Ildiko Vancsa recapped the August 22 Ops Radio Hour: OVN migration (CERN published part 2 of their LinuxBridge-to-OVN blog series), GPU live migration and Blazar GPU reservation, VMware-migration challenges, vTPM live migration, a confirmed-but-unassigned Keystone security bug (2117217), and a plan to consolidate Ops IRC/Matrix channels — next session September 26. Allison Price reminded everyone the OpenStack User Survey closes August 29.

Heads Up / Action Needed

  • OSSN-0094: if you run Nova + Watcher with zone-migration strategies, review and patch the volume-swap data-disclosure issue (affects all supported releases).

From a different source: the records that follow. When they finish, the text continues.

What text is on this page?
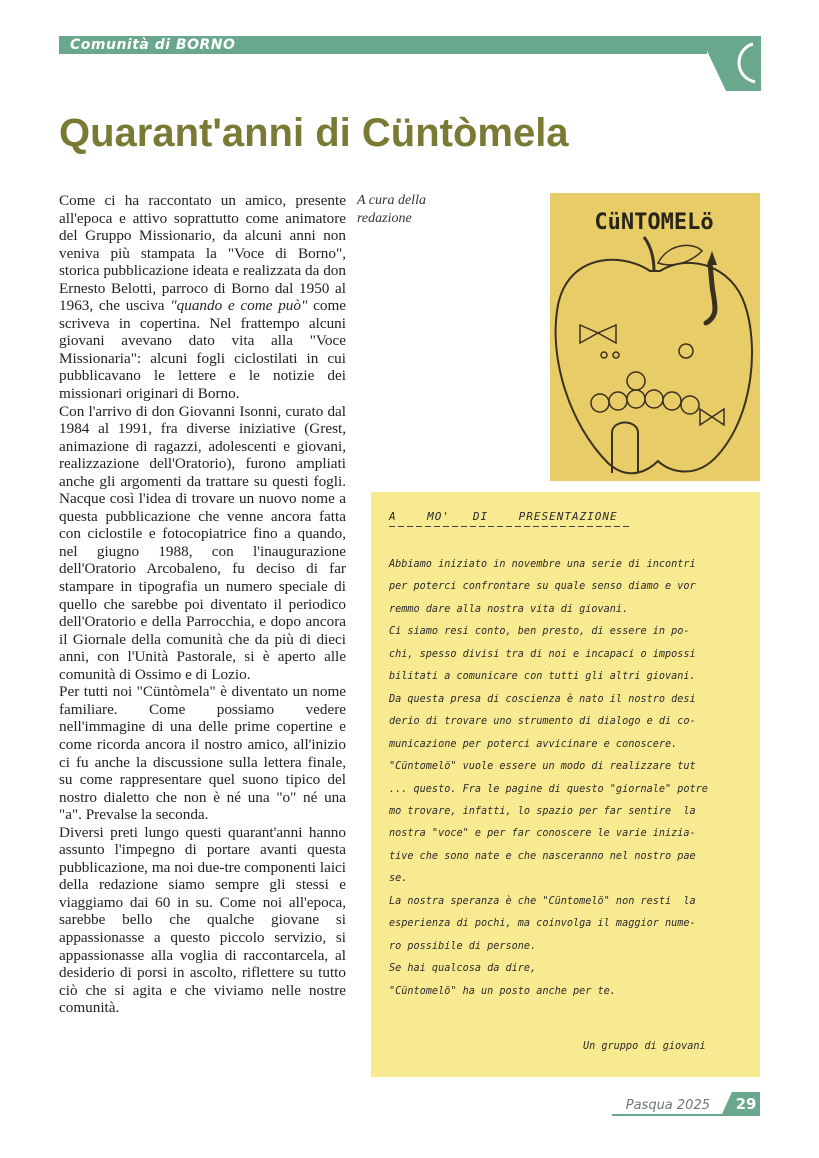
Comunità di BORNO
Quarant'anni di Cüntòmela

Come ci ha raccontato un amico, presente all'epoca e attivo soprattutto come animatore del Gruppo Missionario, da alcuni anni non veniva più stampata la "Voce di Borno", storica pubblicazione ideata e realizzata da don Ernesto Belotti, parroco di Borno dal 1950 al 1963, che usciva "quando e come può" come scriveva in copertina. Nel frattempo alcuni giovani avevano dato vita alla "Voce Missionaria": alcuni fogli ciclostilati in cui pubblicavano le lettere e le notizie dei missionari originari di Borno.

Con l'arrivo di don Giovanni Isonni, curato dal 1984 al 1991, fra diverse iniziative (Grest, animazione di ragazzi, adolescenti e giovani, realizzazione dell'Oratorio), furono ampliati anche gli argomenti da trattare su questi fogli. Nacque così l'idea di trovare un nuovo nome a questa pubblicazione che venne ancora fatta con ciclostile e fotocopiatrice fino a quando, nel giugno 1988, con l'inaugurazione dell'Oratorio Arcobaleno, fu deciso di far stampare in tipografia un numero speciale di quello che sarebbe poi diventato il periodico dell'Oratorio e della Parrocchia, e dopo ancora il Giornale della comunità che da più di dieci anni, con l'Unità Pastorale, si è aperto alle comunità di Ossimo e di Lozio.

Per tutti noi "Cüntòmela" è diventato un nome familiare. Come possiamo vedere nell'immagine di una delle prime copertine e come ricorda ancora il nostro amico, all'inizio ci fu anche la discussione sulla lettera finale, su come rappresentare quel suono tipico del nostro dialetto che non è né una "o" né una "a". Prevalse la seconda.

Diversi preti lungo questi quarant'anni hanno assunto l'impegno di portare avanti questa pubblicazione, ma noi due-tre componenti laici della redazione siamo sempre gli stessi e viaggiamo dai 60 in su. Come noi all'epoca, sarebbe bello che qualche giovane si appassionasse a questo piccolo servizio, si appassionasse alla voglia di raccontarcela, al desiderio di porsi in ascolto, riflettere su tutto ciò che si agita e che viviamo nelle nostre comunità.

A cura della redazione	CüNTOMELö
A    MO'   DI    PRESENTAZIONE
Abbiamo iniziato in novembre una serie di incontri
per poterci confrontare su quale senso diamo e vor
remmo dare alla nostra vita di giovani.
Ci siamo resi conto, ben presto, di essere in po-
chi, spesso divisi tra di noi e incapaci o impossi
bilitati a comunicare con tutti gli altri giovani.
Da questa presa di coscienza è nato il nostro desi
derio di trovare uno strumento di dialogo e di co-
municazione per poterci avvicinare e conoscere.
"Cüntomelö" vuole essere un modo di realizzare tut
... questo. Fra le pagine di questo "giornale" potre
mo trovare, infatti, lo spazio per far sentire  la
nostra "voce" e per far conoscere le varie inizia-
tive che sono nate e che nasceranno nel nostro pae
se.
La nostra speranza è che "Cüntomelö" non resti  la
esperienza di pochi, ma coinvolga il maggior nume-
ro possibile di persone.
Se hai qualcosa da dire,
"Cüntomelö" ha un posto anche per te.
Un gruppo di giovani
Pasqua 2025 29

  • Zuul Ansible 9 → 11: OpenDev switched the default; double-check jobs for new behavior, especially on older Ubuntu/Python.
  • Fix broken gates: Ironic, Magnum, Tacker, Telemetry, Venus, Vitrage have failing master gates ahead of release.
  • Swift EOL proposal: six unmaintained branches proposed for end-of-life — object before the release patch merges if you depend on them.
  • Complete the User Survey by August 29.
  • Election: nominations are closed; campaigning is open — voting begins shortly, and OIF membership is required to vote.